Insecurity of tenure has been baked into the UK’s private rental market since the 1988 Housing Act granted landlords automatic rights of possession without grounds. The now notorious section 21 has been  one of the major causes of homelessness in the UK for decades.  

Dan Wilson Craw, deputy director of the campaign group Generation Rent, explains how that legislation effectively deregulated the housing market and incentivised a “new generation of amateur landlords” who had an astute eye for short-term returns and “little interest in providing long-term housing”. Generation Rent is lobbying hard for a national register so that landlords would have “to meet certain standards before being allowed to rent out homes.” 

Craw welcomes the current government’s manifesto commitment to scrap section 21 “no fault” evictions and keenly awaits the detail of the Renters Reform Bill that he hopes will finally provide peace of mind to some of the nation’s most vulnerable households. He hopes it will ease the housing insecurity that has been linked to steep rises in anxiety and depression in renters but thinks “it will do little to address affordability issues.”

Even before the pandemic, reports suggested that one third of private tenants struggled to pay their rent and 4 million people in rented accommodation were estimated to be living below the poverty line. Craw fears the figure is likely to be much higher than that now, given that more than half of private tenants with children are relying on housing benefit or universal credit to cover their rental costs.

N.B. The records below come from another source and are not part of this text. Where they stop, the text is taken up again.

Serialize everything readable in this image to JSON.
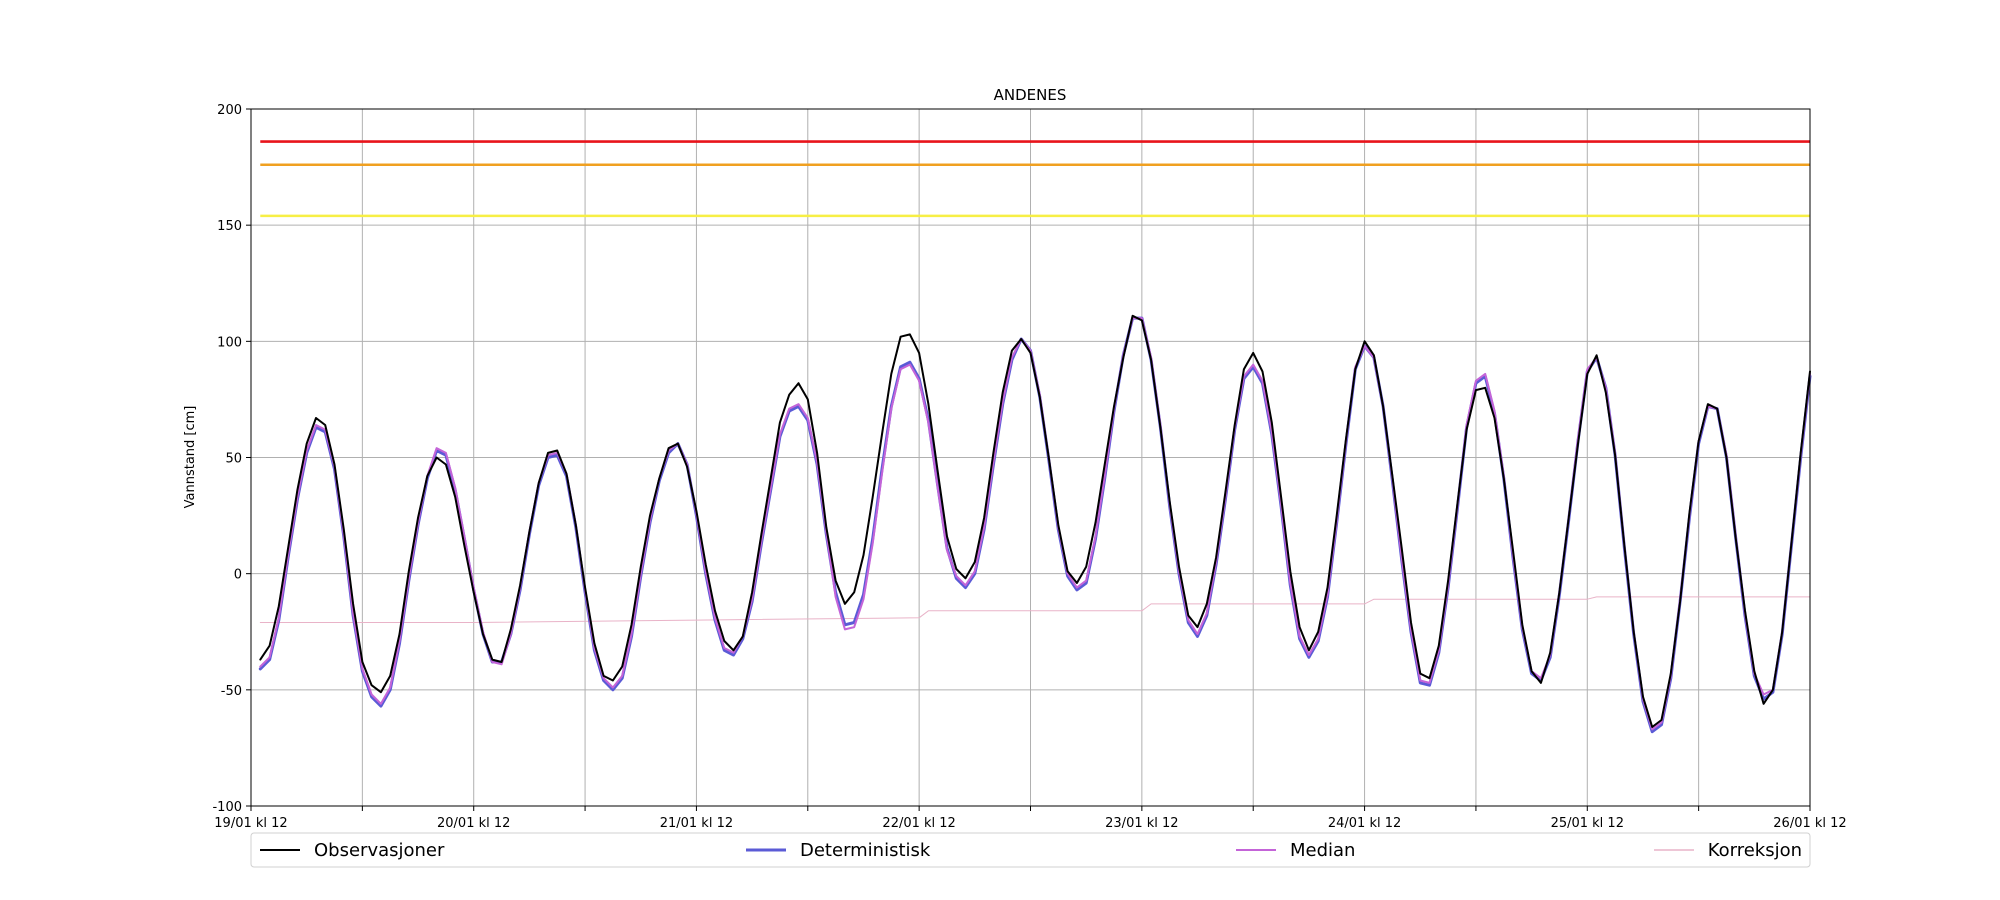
{
  "chart_data": {
    "type": "line",
    "title": "ANDENES",
    "xlabel": "",
    "ylabel": "Vannstand [cm]",
    "ylim": [
      -100,
      200
    ],
    "yticks": [
      -100,
      -50,
      0,
      50,
      100,
      150,
      200
    ],
    "xlim_hours": [
      0,
      168
    ],
    "xticks": [
      {
        "hour": 0,
        "label": "19/01 kl 12"
      },
      {
        "hour": 12,
        "label": ""
      },
      {
        "hour": 24,
        "label": "20/01 kl 12"
      },
      {
        "hour": 36,
        "label": ""
      },
      {
        "hour": 48,
        "label": "21/01 kl 12"
      },
      {
        "hour": 60,
        "label": ""
      },
      {
        "hour": 72,
        "label": "22/01 kl 12"
      },
      {
        "hour": 84,
        "label": ""
      },
      {
        "hour": 96,
        "label": "23/01 kl 12"
      },
      {
        "hour": 108,
        "label": ""
      },
      {
        "hour": 120,
        "label": "24/01 kl 12"
      },
      {
        "hour": 132,
        "label": ""
      },
      {
        "hour": 144,
        "label": "25/01 kl 12"
      },
      {
        "hour": 156,
        "label": ""
      },
      {
        "hour": 168,
        "label": "26/01 kl 12"
      }
    ],
    "grid": true,
    "thresholds": [
      {
        "value": 186,
        "color": "#e8141c"
      },
      {
        "value": 176,
        "color": "#f0a020"
      },
      {
        "value": 154,
        "color": "#f7ef45"
      }
    ],
    "legend_position": "bottom",
    "series": [
      {
        "name": "Observasjoner",
        "color": "#000000",
        "width": 2,
        "x": [
          1,
          2,
          3,
          4,
          5,
          6,
          7,
          8,
          9,
          10,
          11,
          12,
          13,
          14,
          15,
          16,
          17,
          18,
          19,
          20,
          21,
          22,
          23,
          24,
          25,
          26,
          27,
          28,
          29,
          30,
          31,
          32,
          33,
          34,
          35,
          36,
          37,
          38,
          39,
          40,
          41,
          42,
          43,
          44,
          45,
          46,
          47,
          48,
          49,
          50,
          51,
          52,
          53,
          54,
          55,
          56,
          57,
          58,
          59,
          60,
          61,
          62,
          63,
          64,
          65,
          66,
          67,
          68,
          69,
          70,
          71,
          72,
          73,
          74,
          75,
          76,
          77,
          78,
          79,
          80,
          81,
          82,
          83,
          84,
          85,
          86,
          87,
          88,
          89,
          90,
          91,
          92,
          93,
          94,
          95,
          96,
          97,
          98,
          99,
          100,
          101,
          102,
          103,
          104,
          105,
          106,
          107,
          108,
          109,
          110,
          111,
          112,
          113,
          114,
          115,
          116,
          117,
          118,
          119,
          120,
          121,
          122,
          123,
          124,
          125,
          126,
          127,
          128,
          129,
          130,
          131,
          132,
          133,
          134,
          135,
          136,
          137,
          138,
          139,
          140,
          141,
          142,
          143,
          144,
          145,
          146,
          147,
          148,
          149,
          150,
          151,
          152,
          153,
          154,
          155,
          156,
          157,
          158,
          159,
          160,
          161,
          162,
          163,
          164,
          165,
          166,
          167,
          168
        ],
        "y": [
          -37,
          -31,
          -14,
          11,
          36,
          56,
          67,
          64,
          47,
          19,
          -13,
          -38,
          -48,
          -51,
          -44,
          -26,
          1,
          24,
          42,
          50,
          47,
          33,
          12,
          -8,
          -26,
          -37,
          -38,
          -24,
          -5,
          18,
          39,
          52,
          53,
          43,
          21,
          -6,
          -30,
          -44,
          -46,
          -40,
          -22,
          3,
          25,
          41,
          54,
          56,
          46,
          27,
          4,
          -16,
          -29,
          -33,
          -27,
          -8,
          17,
          41,
          65,
          77,
          82,
          75,
          52,
          20,
          -3,
          -13,
          -8,
          8,
          33,
          60,
          86,
          102,
          103,
          95,
          73,
          44,
          16,
          2,
          -2,
          5,
          24,
          52,
          78,
          96,
          101,
          95,
          76,
          49,
          21,
          1,
          -4,
          3,
          22,
          47,
          72,
          93,
          111,
          109,
          92,
          63,
          31,
          3,
          -18,
          -23,
          -13,
          7,
          35,
          64,
          88,
          95,
          87,
          65,
          33,
          1,
          -23,
          -33,
          -25,
          -6,
          25,
          58,
          88,
          100,
          94,
          72,
          42,
          11,
          -21,
          -43,
          -45,
          -31,
          -3,
          30,
          62,
          79,
          80,
          67,
          41,
          10,
          -22,
          -42,
          -47,
          -34,
          -8,
          24,
          56,
          86,
          94,
          78,
          51,
          12,
          -25,
          -53,
          -66,
          -63,
          -43,
          -12,
          26,
          57,
          73,
          71,
          50,
          15,
          -16,
          -42,
          -56,
          -50,
          -25,
          13,
          52,
          87
        ]
      },
      {
        "name": "Deterministisk",
        "color": "#5b5bd6",
        "width": 3,
        "x": [
          1,
          2,
          3,
          4,
          5,
          6,
          7,
          8,
          9,
          10,
          11,
          12,
          13,
          14,
          15,
          16,
          17,
          18,
          19,
          20,
          21,
          22,
          23,
          24,
          25,
          26,
          27,
          28,
          29,
          30,
          31,
          32,
          33,
          34,
          35,
          36,
          37,
          38,
          39,
          40,
          41,
          42,
          43,
          44,
          45,
          46,
          47,
          48,
          49,
          50,
          51,
          52,
          53,
          54,
          55,
          56,
          57,
          58,
          59,
          60,
          61,
          62,
          63,
          64,
          65,
          66,
          67,
          68,
          69,
          70,
          71,
          72,
          73,
          74,
          75,
          76,
          77,
          78,
          79,
          80,
          81,
          82,
          83,
          84,
          85,
          86,
          87,
          88,
          89,
          90,
          91,
          92,
          93,
          94,
          95,
          96,
          97,
          98,
          99,
          100,
          101,
          102,
          103,
          104,
          105,
          106,
          107,
          108,
          109,
          110,
          111,
          112,
          113,
          114,
          115,
          116,
          117,
          118,
          119,
          120,
          121,
          122,
          123,
          124,
          125,
          126,
          127,
          128,
          129,
          130,
          131,
          132,
          133,
          134,
          135,
          136,
          137,
          138,
          139,
          140,
          141,
          142,
          143,
          144,
          145,
          146,
          147,
          148,
          149,
          150,
          151,
          152,
          153,
          154,
          155,
          156,
          157,
          158,
          159,
          160,
          161,
          162,
          163,
          164,
          165,
          166,
          167,
          168
        ],
        "y": [
          -41,
          -37,
          -20,
          7,
          32,
          52,
          63,
          61,
          45,
          16,
          -18,
          -42,
          -53,
          -57,
          -50,
          -30,
          -3,
          21,
          41,
          53,
          51,
          36,
          15,
          -7,
          -26,
          -38,
          -38,
          -26,
          -7,
          17,
          38,
          50,
          51,
          42,
          20,
          -8,
          -33,
          -46,
          -50,
          -45,
          -27,
          -1,
          22,
          40,
          52,
          56,
          47,
          25,
          0,
          -20,
          -33,
          -35,
          -28,
          -12,
          13,
          36,
          59,
          70,
          72,
          66,
          47,
          17,
          -8,
          -22,
          -21,
          -9,
          15,
          45,
          72,
          89,
          91,
          84,
          66,
          38,
          11,
          -2,
          -6,
          0,
          19,
          47,
          73,
          92,
          101,
          96,
          76,
          48,
          19,
          -1,
          -7,
          -4,
          15,
          41,
          70,
          94,
          110,
          110,
          92,
          63,
          29,
          0,
          -21,
          -27,
          -18,
          4,
          32,
          62,
          84,
          89,
          82,
          60,
          29,
          -5,
          -28,
          -36,
          -29,
          -10,
          22,
          56,
          88,
          98,
          93,
          72,
          40,
          6,
          -25,
          -47,
          -48,
          -34,
          -6,
          28,
          63,
          82,
          85,
          69,
          41,
          7,
          -24,
          -43,
          -46,
          -36,
          -9,
          23,
          57,
          87,
          93,
          80,
          51,
          11,
          -26,
          -55,
          -68,
          -65,
          -45,
          -12,
          24,
          56,
          72,
          71,
          50,
          15,
          -18,
          -44,
          -54,
          -51,
          -26,
          12,
          50,
          85
        ]
      },
      {
        "name": "Median",
        "color": "#c464d8",
        "width": 2,
        "x": [
          1,
          2,
          3,
          4,
          5,
          6,
          7,
          8,
          9,
          10,
          11,
          12,
          13,
          14,
          15,
          16,
          17,
          18,
          19,
          20,
          21,
          22,
          23,
          24,
          25,
          26,
          27,
          28,
          29,
          30,
          31,
          32,
          33,
          34,
          35,
          36,
          37,
          38,
          39,
          40,
          41,
          42,
          43,
          44,
          45,
          46,
          47,
          48,
          49,
          50,
          51,
          52,
          53,
          54,
          55,
          56,
          57,
          58,
          59,
          60,
          61,
          62,
          63,
          64,
          65,
          66,
          67,
          68,
          69,
          70,
          71,
          72,
          73,
          74,
          75,
          76,
          77,
          78,
          79,
          80,
          81,
          82,
          83,
          84,
          85,
          86,
          87,
          88,
          89,
          90,
          91,
          92,
          93,
          94,
          95,
          96,
          97,
          98,
          99,
          100,
          101,
          102,
          103,
          104,
          105,
          106,
          107,
          108,
          109,
          110,
          111,
          112,
          113,
          114,
          115,
          116,
          117,
          118,
          119,
          120,
          121,
          122,
          123,
          124,
          125,
          126,
          127,
          128,
          129,
          130,
          131,
          132,
          133,
          134,
          135,
          136,
          137,
          138,
          139,
          140,
          141,
          142,
          143,
          144,
          145,
          146,
          147,
          148,
          149,
          150,
          151,
          152,
          153,
          154,
          155,
          156,
          157,
          158,
          159,
          160,
          161,
          162,
          163,
          164,
          165,
          166,
          167,
          168
        ],
        "y": [
          -40,
          -36,
          -19,
          8,
          33,
          53,
          64,
          62,
          46,
          17,
          -17,
          -41,
          -52,
          -56,
          -49,
          -29,
          -2,
          22,
          42,
          54,
          52,
          37,
          16,
          -6,
          -25,
          -38,
          -39,
          -26,
          -6,
          18,
          39,
          51,
          52,
          43,
          21,
          -7,
          -32,
          -45,
          -49,
          -44,
          -26,
          0,
          23,
          41,
          53,
          56,
          47,
          26,
          1,
          -19,
          -32,
          -34,
          -27,
          -11,
          14,
          37,
          60,
          71,
          73,
          67,
          48,
          18,
          -10,
          -24,
          -23,
          -11,
          13,
          43,
          71,
          88,
          90,
          83,
          65,
          37,
          10,
          -1,
          -5,
          1,
          20,
          48,
          74,
          93,
          101,
          96,
          77,
          49,
          20,
          0,
          -6,
          -3,
          16,
          42,
          71,
          94,
          110,
          110,
          93,
          64,
          30,
          1,
          -20,
          -26,
          -17,
          5,
          33,
          63,
          85,
          90,
          83,
          61,
          30,
          -4,
          -27,
          -35,
          -28,
          -9,
          23,
          57,
          89,
          98,
          93,
          72,
          41,
          7,
          -24,
          -46,
          -47,
          -33,
          -5,
          29,
          64,
          83,
          86,
          70,
          42,
          8,
          -23,
          -42,
          -45,
          -35,
          -8,
          24,
          58,
          88,
          93,
          80,
          52,
          12,
          -25,
          -54,
          -67,
          -64,
          -44,
          -11,
          25,
          57,
          72,
          71,
          51,
          16,
          -17,
          -43,
          -52,
          -50,
          -25,
          13,
          51,
          86
        ]
      },
      {
        "name": "Korreksjon",
        "color": "#e9b3c8",
        "width": 1,
        "x": [
          1,
          24,
          48,
          72,
          73,
          96,
          97,
          120,
          121,
          144,
          145,
          168
        ],
        "y": [
          -21,
          -21,
          -20,
          -19,
          -16,
          -16,
          -13,
          -13,
          -11,
          -11,
          -10,
          -10
        ]
      }
    ]
  }
}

Although the government has moved to protect renters from eviction until March, Craw remains apprehensive about the future and is watching the lead up to London’s mayoral elections in May with interest. 

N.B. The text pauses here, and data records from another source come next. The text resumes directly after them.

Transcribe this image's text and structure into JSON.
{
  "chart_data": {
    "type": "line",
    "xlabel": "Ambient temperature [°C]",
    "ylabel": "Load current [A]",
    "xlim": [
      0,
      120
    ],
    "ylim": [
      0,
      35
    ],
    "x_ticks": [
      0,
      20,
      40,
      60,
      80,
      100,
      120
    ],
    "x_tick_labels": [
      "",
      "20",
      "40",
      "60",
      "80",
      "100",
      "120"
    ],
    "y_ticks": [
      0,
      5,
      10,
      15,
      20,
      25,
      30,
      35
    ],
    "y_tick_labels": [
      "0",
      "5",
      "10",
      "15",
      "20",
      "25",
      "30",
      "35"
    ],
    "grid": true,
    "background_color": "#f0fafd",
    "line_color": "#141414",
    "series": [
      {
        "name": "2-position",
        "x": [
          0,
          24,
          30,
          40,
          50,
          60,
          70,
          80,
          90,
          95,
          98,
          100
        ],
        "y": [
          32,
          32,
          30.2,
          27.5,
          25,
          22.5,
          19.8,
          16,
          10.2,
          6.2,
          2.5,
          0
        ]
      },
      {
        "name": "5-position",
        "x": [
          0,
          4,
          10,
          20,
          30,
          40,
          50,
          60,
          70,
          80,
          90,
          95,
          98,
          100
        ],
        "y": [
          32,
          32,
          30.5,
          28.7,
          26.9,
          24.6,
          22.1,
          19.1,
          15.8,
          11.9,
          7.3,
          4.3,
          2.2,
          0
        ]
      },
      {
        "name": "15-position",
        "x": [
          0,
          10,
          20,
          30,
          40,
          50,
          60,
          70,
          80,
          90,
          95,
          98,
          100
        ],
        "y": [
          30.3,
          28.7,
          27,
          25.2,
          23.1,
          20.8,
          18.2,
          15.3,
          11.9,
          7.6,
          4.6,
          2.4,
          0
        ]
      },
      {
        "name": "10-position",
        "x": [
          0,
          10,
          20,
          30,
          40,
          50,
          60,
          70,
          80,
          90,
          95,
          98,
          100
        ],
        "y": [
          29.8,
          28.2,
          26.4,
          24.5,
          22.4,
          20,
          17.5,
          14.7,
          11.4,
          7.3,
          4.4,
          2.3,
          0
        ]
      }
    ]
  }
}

Renters’ rights are likely to dominate, and the battle lines drawn by current Labour mayor Sadiq Khan and Tory candidate Shaun Bailey will probably foreshadow and shape a long overdue national debate on housing policy. Khan has been persuaded by the case for rent stabilisation measures to ease the affordability crisis.

Meaningful rent stabilisation measures would need to protect tenants in agreements where rent rises cannot exceed the rate of wage inflation over a fixed term. In contrast, Bailey dislikes rent controls both in principle and in practice. He thinks they’ll cause landlords to disinvest, shrinking the rental sector, which will lead to renters chasing fewer properties, driving up rents and creating even more hardship.

But similar arguments have been used to protect landlords and preserve section 21 for decades. It’s a well-worn line trotted out by economists who dislike “price fixing” market interventions in general and rent controls in particular because they believe that by cheating real market values you simply displace problems and end up doing more harm than good in the long run.

Sadiq Khan is right to regard it as a disingenuous argument. With enough political will and careful thought around implementation, rents could be stabilised in a way that balances the needs of tenants without disincentivising responsible landlords.  

The non-intervention argument also seems especially disingenuous at a time when central government has mobilised all of its apparatus to support the property market and “fix” house prices at their current gravity-defying levels by suspending stamp duty at an estimated £3.8bn cost to the treasury.  

Craw thinks “it’s a policy that won’t be forgiven” by renters and frustrated first-time buyers because it’s seen as an enormous subsidy paid directly into the pockets of pre-existing homeowners. When it comes to propping up homeowners, the government has shown it’s prepared to intervene before breakfast, dinner and tea, so continuing to leave renters at the mercy of free market forces is likely to be an untenable argument as Shaun Bailey may well discover in May.  

Rent stabilisation measures and affordable social housing programmes are standard practice in many economies where affordable homes are regarded as a fundamental human right that’s far too important to be left to the market. The UK deserves a coherent housing policy and that can only come from political leadership, because the private renting sector has shown time and time again that the unregulated market knows no morality.